The first Bill passed by the new Parliament came on September 8 – the Mental Health (Public Safety and Appeals) (Scotland) Bill, introduced by what was then the Scottish Executive.

In 1999, Glasgow was the UK City Of Architecture And Design, an accolade that attracted much interest at home and abroad. In an article headed “New York of the North”, The Guardian’s Jonathan Glancey wrote: “Glasgow 1999 – an energetic organisation led by Deyan Sudjic and a team of world-class movers and shakers – has put together a programme of events and new buildings that will, hopefully, give Glasgow another much-needed shot in the arm.” The city was, he added, “united in a razzle-dazzle attempt to be the smartest, hippest, coolest, not just in Britain but in Europe”.

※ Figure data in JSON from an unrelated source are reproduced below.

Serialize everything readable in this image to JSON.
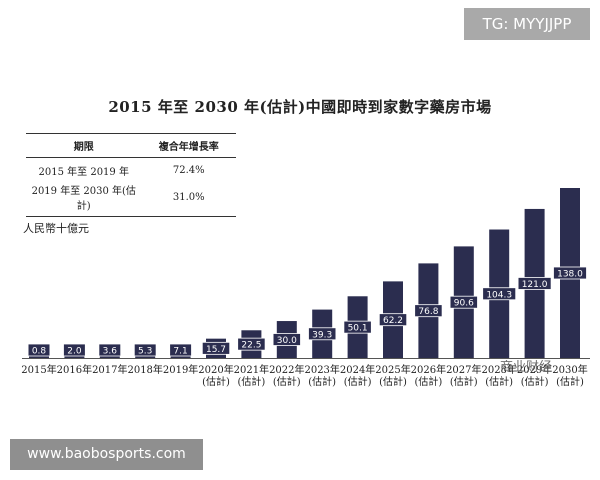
{
  "watermark_top": "TG: MYYJJPP",
  "watermark_bottom": "www.baobosports.com",
  "watermark_overlay": "商业财经",
  "cagr_table": {
    "header_period": "期限",
    "header_rate": "複合年增長率",
    "rows": [
      {
        "period": "2015 年至 2019 年",
        "rate": "72.4%"
      },
      {
        "period": "2019 年至 2030 年(估計)",
        "rate": "31.0%"
      }
    ]
  },
  "colors": {
    "bar": "#2b2d4f",
    "label_text": "#ffffff"
  },
  "chart_data": {
    "type": "bar",
    "title": "2015 年至 2030 年(估計)中國即時到家數字藥房市場",
    "ylabel": "人民幣十億元",
    "categories": [
      "2015年",
      "2016年",
      "2017年",
      "2018年",
      "2019年",
      "2020年(估計)",
      "2021年(估計)",
      "2022年(估計)",
      "2023年(估計)",
      "2024年(估計)",
      "2025年(估計)",
      "2026年(估計)",
      "2027年(估計)",
      "2028年(估計)",
      "2029年(估計)",
      "2030年(估計)"
    ],
    "x_label_lines": [
      [
        "2015年"
      ],
      [
        "2016年"
      ],
      [
        "2017年"
      ],
      [
        "2018年"
      ],
      [
        "2019年"
      ],
      [
        "2020年",
        "(估計)"
      ],
      [
        "2021年",
        "(估計)"
      ],
      [
        "2022年",
        "(估計)"
      ],
      [
        "2023年",
        "(估計)"
      ],
      [
        "2024年",
        "(估計)"
      ],
      [
        "2025年",
        "(估計)"
      ],
      [
        "2026年",
        "(估計)"
      ],
      [
        "2027年",
        "(估計)"
      ],
      [
        "2028年",
        "(估計)"
      ],
      [
        "2029年",
        "(估計)"
      ],
      [
        "2030年",
        "(估計)"
      ]
    ],
    "values": [
      0.8,
      2.0,
      3.6,
      5.3,
      7.1,
      15.7,
      22.5,
      30.0,
      39.3,
      50.1,
      62.2,
      76.8,
      90.6,
      104.3,
      121.0,
      138.0
    ],
    "value_labels": [
      "0.8",
      "2.0",
      "3.6",
      "5.3",
      "7.1",
      "15.7",
      "22.5",
      "30.0",
      "39.3",
      "50.1",
      "62.2",
      "76.8",
      "90.6",
      "104.3",
      "121.0",
      "138.0"
    ],
    "ylim": [
      0,
      138.0
    ],
    "grid": false,
    "legend": "none"
  }
}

Scandal had hung over Bill Clinton for more than a year, ever since the Monica Lewinsky scandal had broken. In February, the US Senate, as expected, found him not guilty of two impeachment charges. A subdued Clinton offered a heartfelt apology to American people, and said it was time for the country to move on. One of the big overseas stories – and humanitarian crises – of the year was the worsening situation in Kosovo, where the bloody Serbian persecution of Kosovo Albanians led to Nato air strikes against targets in Kosovo and Serbia, beginning in 1999. Eleven weeks of Nato bombing compelled Yugoslav president Slobodan Milosevic to withdraw his troops and police.

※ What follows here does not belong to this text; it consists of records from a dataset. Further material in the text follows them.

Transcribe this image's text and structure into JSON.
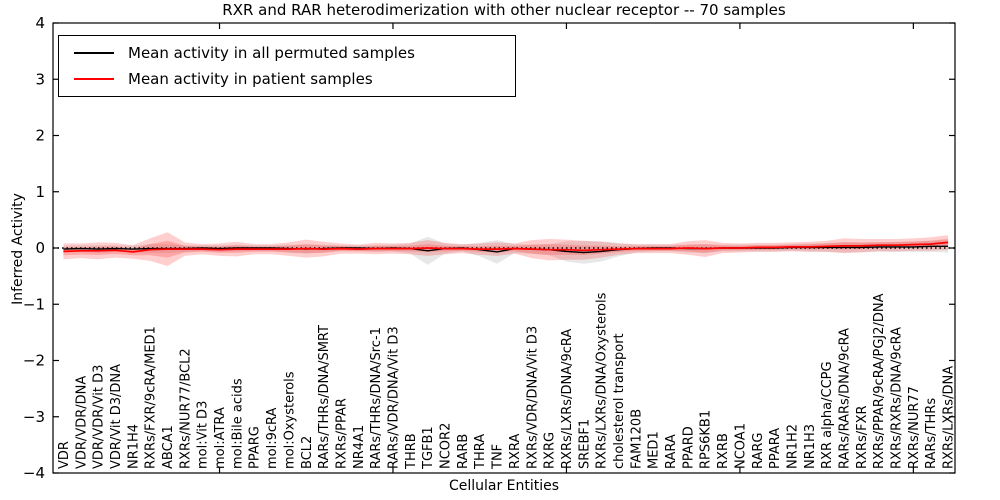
{
  "window": {
    "title": "RXR and RAR heterodimerization with other nuclear receptor -- 70 samples"
  },
  "legend": {
    "entries": [
      {
        "label": "Mean activity in all permuted samples",
        "color": "#000000"
      },
      {
        "label": "Mean activity in patient samples",
        "color": "#ff0000"
      }
    ]
  },
  "axes": {
    "ylabel": "Inferred Activity",
    "xlabel": "Cellular Entities",
    "ytick_labels": [
      "4",
      "3",
      "2",
      "1",
      "0",
      "−1",
      "−2",
      "−3",
      "−4"
    ]
  },
  "chart_data": {
    "type": "line",
    "title": "RXR and RAR heterodimerization with other nuclear receptor -- 70 samples",
    "xlabel": "Cellular Entities",
    "ylabel": "Inferred Activity",
    "ylim": [
      -4,
      4
    ],
    "yticks": [
      4,
      3,
      2,
      1,
      0,
      -1,
      -2,
      -3,
      -4
    ],
    "xlim": [
      0.4,
      52.4
    ],
    "xtick_positions": [
      10,
      20,
      30,
      40,
      50
    ],
    "grid": false,
    "legend_position": "upper left",
    "zero_reference_line": 0,
    "inner_band_ratio": 0.5,
    "colors": {
      "permuted_line": "#000000",
      "patient_line": "#ff0000",
      "permuted_band": "rgba(120,120,120,0.18)",
      "patient_band": "rgba(255,30,30,0.22)"
    },
    "categories": [
      "VDR",
      "VDR/VDR/DNA",
      "VDR/VDR/Vit D3",
      "VDR/Vit D3/DNA",
      "NR1H4",
      "RXRs/FXR/9cRA/MED1",
      "ABCA1",
      "RXRs/NUR77/BCL2",
      "mol:Vit D3",
      "mol:ATRA",
      "mol:Bile acids",
      "PPARG",
      "mol:9cRA",
      "mol:Oxysterols",
      "BCL2",
      "RARs/THRs/DNA/SMRT",
      "RXRs/PPAR",
      "NR4A1",
      "RARs/THRs/DNA/Src-1",
      "RARs/VDR/DNA/Vit D3",
      "THRB",
      "TGFB1",
      "NCOR2",
      "RARB",
      "THRA",
      "TNF",
      "RXRA",
      "RXRs/VDR/DNA/Vit D3",
      "RXRG",
      "RXRs/LXRs/DNA/9cRA",
      "SREBF1",
      "RXRs/LXRs/DNA/Oxysterols",
      "cholesterol transport",
      "FAM120B",
      "MED1",
      "RARA",
      "PPARD",
      "RPS6KB1",
      "RXRB",
      "NCOA1",
      "RARG",
      "PPARA",
      "NR1H2",
      "NR1H3",
      "RXR alpha/CCPG",
      "RARs/RARs/DNA/9cRA",
      "RXRs/FXR",
      "RXRs/PPAR/9cRA/PGJ2/DNA",
      "RXRs/RXRs/DNA/9cRA",
      "RXRs/NUR77",
      "RARs/THRs",
      "RXRs/LXRs/DNA"
    ],
    "series": [
      {
        "name": "Mean activity in all permuted samples",
        "values": [
          -0.02,
          -0.01,
          -0.02,
          -0.01,
          -0.02,
          -0.01,
          -0.01,
          -0.01,
          0.0,
          -0.01,
          0.0,
          0.0,
          0.0,
          -0.01,
          -0.02,
          -0.01,
          0.0,
          0.0,
          -0.01,
          0.0,
          -0.01,
          -0.05,
          -0.01,
          0.0,
          -0.03,
          -0.07,
          -0.01,
          -0.02,
          -0.03,
          -0.06,
          -0.08,
          -0.06,
          -0.03,
          -0.01,
          0.0,
          0.0,
          -0.01,
          -0.01,
          0.0,
          0.0,
          0.0,
          0.0,
          0.01,
          0.01,
          0.01,
          0.01,
          0.01,
          0.02,
          0.02,
          0.02,
          0.03,
          0.03
        ],
        "band_halfwidth": [
          0.06,
          0.06,
          0.07,
          0.06,
          0.06,
          0.08,
          0.08,
          0.06,
          0.05,
          0.06,
          0.06,
          0.05,
          0.05,
          0.07,
          0.08,
          0.07,
          0.05,
          0.05,
          0.06,
          0.06,
          0.09,
          0.25,
          0.09,
          0.06,
          0.12,
          0.21,
          0.08,
          0.08,
          0.1,
          0.18,
          0.2,
          0.18,
          0.12,
          0.07,
          0.06,
          0.06,
          0.07,
          0.08,
          0.06,
          0.06,
          0.06,
          0.06,
          0.06,
          0.07,
          0.08,
          0.09,
          0.08,
          0.08,
          0.09,
          0.09,
          0.1,
          0.11
        ]
      },
      {
        "name": "Mean activity in patient samples",
        "values": [
          -0.06,
          -0.05,
          -0.05,
          -0.04,
          -0.07,
          -0.03,
          -0.02,
          -0.02,
          -0.02,
          -0.03,
          -0.02,
          -0.02,
          -0.02,
          -0.02,
          -0.01,
          -0.02,
          -0.01,
          -0.02,
          -0.01,
          -0.01,
          -0.01,
          0.0,
          -0.01,
          -0.01,
          -0.02,
          -0.02,
          -0.01,
          -0.02,
          -0.03,
          -0.03,
          -0.04,
          -0.03,
          -0.02,
          -0.01,
          -0.01,
          -0.01,
          0.0,
          -0.01,
          0.0,
          0.0,
          0.01,
          0.01,
          0.02,
          0.02,
          0.03,
          0.04,
          0.04,
          0.05,
          0.05,
          0.06,
          0.07,
          0.1
        ],
        "band_halfwidth": [
          0.14,
          0.13,
          0.15,
          0.13,
          0.12,
          0.2,
          0.3,
          0.12,
          0.09,
          0.11,
          0.13,
          0.09,
          0.09,
          0.12,
          0.16,
          0.13,
          0.09,
          0.08,
          0.1,
          0.09,
          0.1,
          0.14,
          0.1,
          0.08,
          0.1,
          0.12,
          0.09,
          0.16,
          0.19,
          0.18,
          0.17,
          0.14,
          0.1,
          0.08,
          0.08,
          0.08,
          0.12,
          0.15,
          0.09,
          0.08,
          0.08,
          0.08,
          0.08,
          0.09,
          0.1,
          0.13,
          0.12,
          0.11,
          0.11,
          0.11,
          0.12,
          0.13
        ]
      }
    ]
  }
}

Shakespeare In Love, directed by John Madden and co-written by Tom Stoppard, swept the Oscars, winning no fewer than seven awards, including Best Picture and, for Gwyneth Paltrow and Judi Dench respectively, Best Actress and Best Supporting Actress.

Scots group Travis made the big time with their album The Man Who, which gave rise to hit singles including Why Does It Always Rain on Me?.

Napster, a peer-to-peer file service that allowed music fans to share MP3 files with other users, was launched in June, to the consternation of the music industry. Memory Corporation, of Dalkeith, announced the launch of the first part of its MP3-GO system – SoulMate, a £90, palm-sized device that could download and play back up to an hour of music from the internet.

Even back in 1999, the sheer ubiquity of mobile telephones – one-quarter of the British population owned one – was a source of irritation to some older people.

Writing in The Herald, William Russell lamented: “Why every spotty teenager in the land has to have a mobile phone is another of life’s little mysteries, even if they are patently unlikely to suffer from brain damage through using them, there being clearly none to damage. But the way they fondle them, play with the keys, test whether there is a message, and do all the other arcane things it is possible to do with a mobile phone ... is very worrying.” He also lamented the phones’ habit of interrupting performances at the opera, the ballet, or in the concert hall.

On the way were auctions for licences to run the third generation of mobiles, which would provide high-speed access to a large number of entertainment and information services. Mobile phones were about to become even more popular.